In onderdeel G. van het boek "Bij het vlieggat" van H.Storch vind je een opsomming van mogelijke waarnemingen aan het controleraam en de conclusies / acties die je daaraan kunt verbinden.

Hierop aanvullend de volgende aanwijzingen:

  • Winter (wintertros):
    • geen bijen op het raampje te bespeuren. Prima.
  • Februari:
    • de bijen eten van het voedsel van het controleraampje, maar dat is dan waarschijnlijk de laatste voorraad in de kast: de kast even aan de achterkant optillen om ook aan het gewicht te constateren of er bijgevoederd moet worden.
    • er is condensatiedamp op het doorkijkglas dus is er waarschijnlijk teveel vocht en een slechte ventilatie in de bijen woning: dit verbeteren.
  • Maart: in de (eventueel eerst uit de winterstand om te keren) lijst het eerste lege controleraampje van het nieuwe seizoen plaatsen.

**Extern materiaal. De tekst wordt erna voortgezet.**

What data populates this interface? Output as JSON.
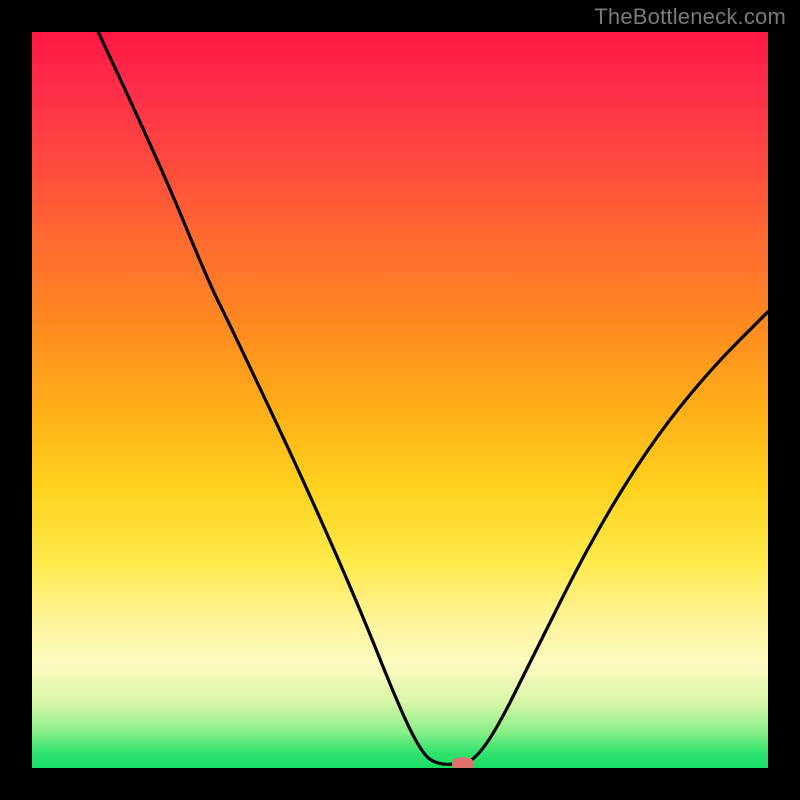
{
  "watermark": "TheBottleneck.com",
  "colors": {
    "frame_bg": "#000000",
    "curve_stroke": "#000000",
    "marker_fill": "#e0736e",
    "gradient_stops": [
      "#ff1744",
      "#ff2e4a",
      "#ff4a3e",
      "#ff6a30",
      "#ff8a20",
      "#ffb118",
      "#ffd21e",
      "#ffe94a",
      "#fff49a",
      "#fcfbc0",
      "#d9f7a9",
      "#8bef88",
      "#2fe36e",
      "#19dd66"
    ]
  },
  "chart_data": {
    "type": "line",
    "title": "",
    "xlabel": "",
    "ylabel": "",
    "xlim": [
      0,
      100
    ],
    "ylim": [
      0,
      100
    ],
    "grid": false,
    "legend": false,
    "curve": [
      {
        "x": 9,
        "y": 100
      },
      {
        "x": 17,
        "y": 83
      },
      {
        "x": 24,
        "y": 66
      },
      {
        "x": 27,
        "y": 60
      },
      {
        "x": 36,
        "y": 41
      },
      {
        "x": 44,
        "y": 23
      },
      {
        "x": 50,
        "y": 8
      },
      {
        "x": 53,
        "y": 2
      },
      {
        "x": 55,
        "y": 0.5
      },
      {
        "x": 58,
        "y": 0.5
      },
      {
        "x": 60,
        "y": 1
      },
      {
        "x": 63,
        "y": 5
      },
      {
        "x": 68,
        "y": 15
      },
      {
        "x": 76,
        "y": 31
      },
      {
        "x": 84,
        "y": 44
      },
      {
        "x": 92,
        "y": 54
      },
      {
        "x": 100,
        "y": 62
      }
    ],
    "marker": {
      "x": 58.5,
      "y": 0.5
    }
  }
}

Een volk op 2 broedkamers, de onderste broedkamer afnemen (da's goed voor de jaarlijkse raatverversing).
    • het doorkijkglas is besmeurd met uitwerpselen: het volk is besmet met nosema: ingrijpen.
  • April/Mei: regelmatig het uitgebouwde controleraampje vervangen. Op tijd weer een extra broedkamer plaatsen.

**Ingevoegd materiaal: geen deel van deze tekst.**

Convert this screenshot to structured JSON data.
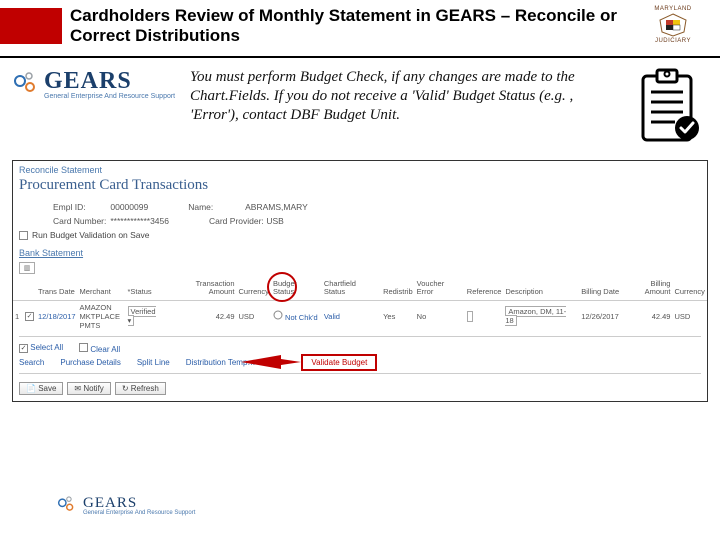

    • werkstercellen: Prima. De darrencellen zijn blijkbaar nog tegen het broednest aangebouwd, er is nog geen zwermneiging.
    • darrencellen: het volk heeft inmiddels enige omvang; vanaf nu worden in het controleraampje telkens opnieuw darrencellen aangezet. De bouw van darrencellen is een zwermteken, dus oppassen geblazen,
    • Er zitten veel bijen op het controleraam en de cellen worden gevuld met nectar: honingkamer op het volk plaatsen.

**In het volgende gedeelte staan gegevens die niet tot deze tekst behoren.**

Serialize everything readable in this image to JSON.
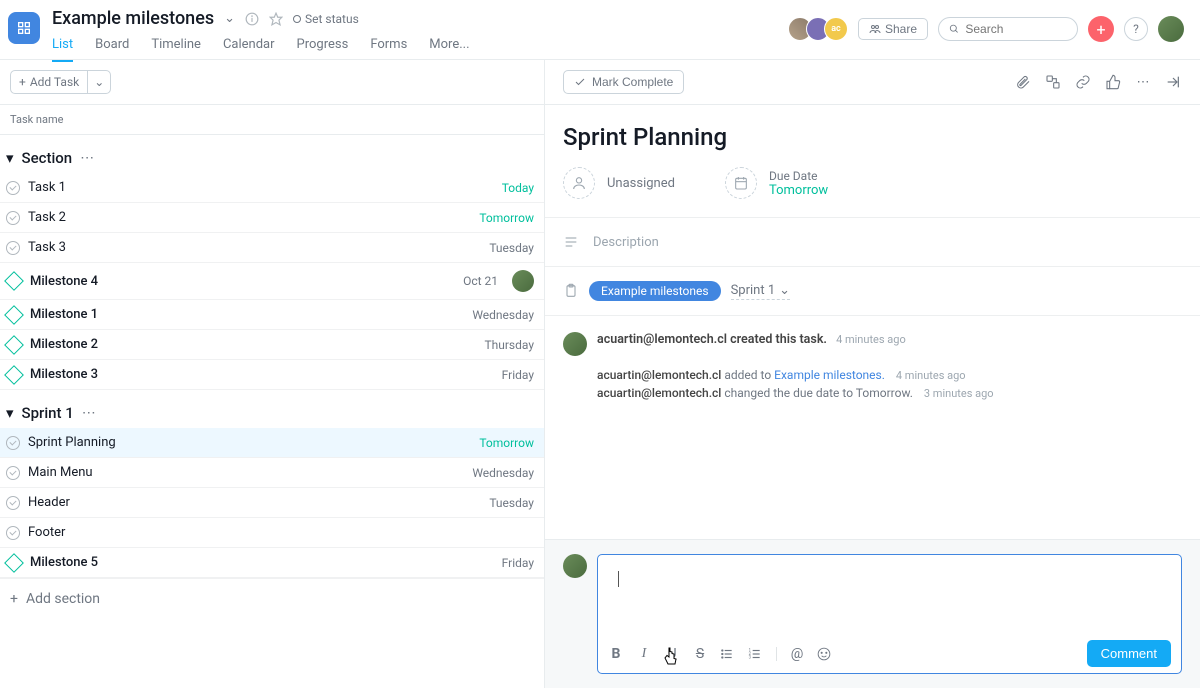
{
  "header": {
    "title": "Example milestones",
    "set_status": "Set status",
    "tabs": [
      "List",
      "Board",
      "Timeline",
      "Calendar",
      "Progress",
      "Forms",
      "More..."
    ],
    "active_tab_index": 0,
    "share_label": "Share",
    "search_placeholder": "Search",
    "avatar3_initials": "ac"
  },
  "left": {
    "add_task": "Add Task",
    "task_name_header": "Task name",
    "section1": "Section",
    "section2": "Sprint 1",
    "add_section": "Add section",
    "tasks_section1": [
      {
        "label": "Task 1",
        "due": "Today",
        "due_green": true,
        "milestone": false
      },
      {
        "label": "Task 2",
        "due": "Tomorrow",
        "due_green": true,
        "milestone": false
      },
      {
        "label": "Task 3",
        "due": "Tuesday",
        "due_green": false,
        "milestone": false
      },
      {
        "label": "Milestone 4",
        "due": "Oct 21",
        "due_green": false,
        "milestone": true,
        "has_assignee": true
      },
      {
        "label": "Milestone 1",
        "due": "Wednesday",
        "due_green": false,
        "milestone": true
      },
      {
        "label": "Milestone 2",
        "due": "Thursday",
        "due_green": false,
        "milestone": true
      },
      {
        "label": "Milestone 3",
        "due": "Friday",
        "due_green": false,
        "milestone": true
      }
    ],
    "tasks_section2": [
      {
        "label": "Sprint Planning",
        "due": "Tomorrow",
        "due_green": true,
        "milestone": false,
        "selected": true
      },
      {
        "label": "Main Menu",
        "due": "Wednesday",
        "due_green": false,
        "milestone": false
      },
      {
        "label": "Header",
        "due": "Tuesday",
        "due_green": false,
        "milestone": false
      },
      {
        "label": "Footer",
        "due": "",
        "due_green": false,
        "milestone": false
      },
      {
        "label": "Milestone 5",
        "due": "Friday",
        "due_green": false,
        "milestone": true
      }
    ]
  },
  "detail": {
    "mark_complete": "Mark Complete",
    "title": "Sprint Planning",
    "assignee_label": "Unassigned",
    "due_date_label": "Due Date",
    "due_date_value": "Tomorrow",
    "description_placeholder": "Description",
    "project_pill": "Example milestones",
    "section_link": "Sprint 1",
    "activity_created_user": "acuartin@lemontech.cl",
    "activity_created_text": "created this task.",
    "activity_created_time": "4 minutes ago",
    "activity_added_user": "acuartin@lemontech.cl",
    "activity_added_text": "added to",
    "activity_added_link": "Example milestones.",
    "activity_added_time": "4 minutes ago",
    "activity_due_user": "acuartin@lemontech.cl",
    "activity_due_text": "changed the due date to Tomorrow.",
    "activity_due_time": "3 minutes ago",
    "comment_button": "Comment"
  }
}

    • geen of weinig opbouw: er is iets niet goed. In de kast de status van het volk verder onderzoeken. Heeft het broednest wel een regelmatige eierleg? Moet het volk bij het broednest ruimte krijgen? Moet de volksontwikkeling worden gestimuleerd door een à twee dm2 tegen het broednest gelegen voorraad te ontzegelen of eventueel bij te voederen?
    • als de koningin eitjes in het controleraam legt dan moet je dringend het broednest uitbreiden;
  • Juni: zwermmaand
    • speeldoppen of moerdoppen op het controleraam: zwermneiging
    • met honing gevulde cellen worden niet verzegeld: zwermneiging
    • de bijen zijn gestopt met bouwen en hangen doelloos rond: zwermneiging.
    • er is overbevolking, de bijen zitten in trossen bij elkaar klissen: ruimtegebrek.
  • Juli: De zomerdracht (o.a. linde) is nu volop in bloei.
    • als het controleraampje met nectar wordt gevuld, dan kan jet het volledig laten verzegelen, zo oogst je lekkere raathoning. Misschien een (extra) honingkamer plaatsen?
    • De bijen lopen doelloos en zoekend op het controleraampje rond en zijn zeer onrustig: onderzoek of er nog een koningin in het volk zit.
  • Augustus: het controleraampje zal nauwelijks nog (verder) worden uitgebouwd.
    • De darren verschuilen zich achter het controleraampje en worden achtervolgd door de werksters: de darrenslacht.
    • Tijdens het verkrijgen van de wintervoeding zullen de bijen het controleraampje wellicht nog een keer opbouwen. Zodra de bijen de cellen van het controleraam verzegelen, is het volk verzadigd.


Literatuur

  • Julius Paschke. Der Baurahmenimker. Leipziger Bienenzeitung, Leipzig 1937
  • C. Behets. Het bouwraam van Paschke. Maandblad van de Vlaamse Imkerbond. 2003 (jaargang 89), januari.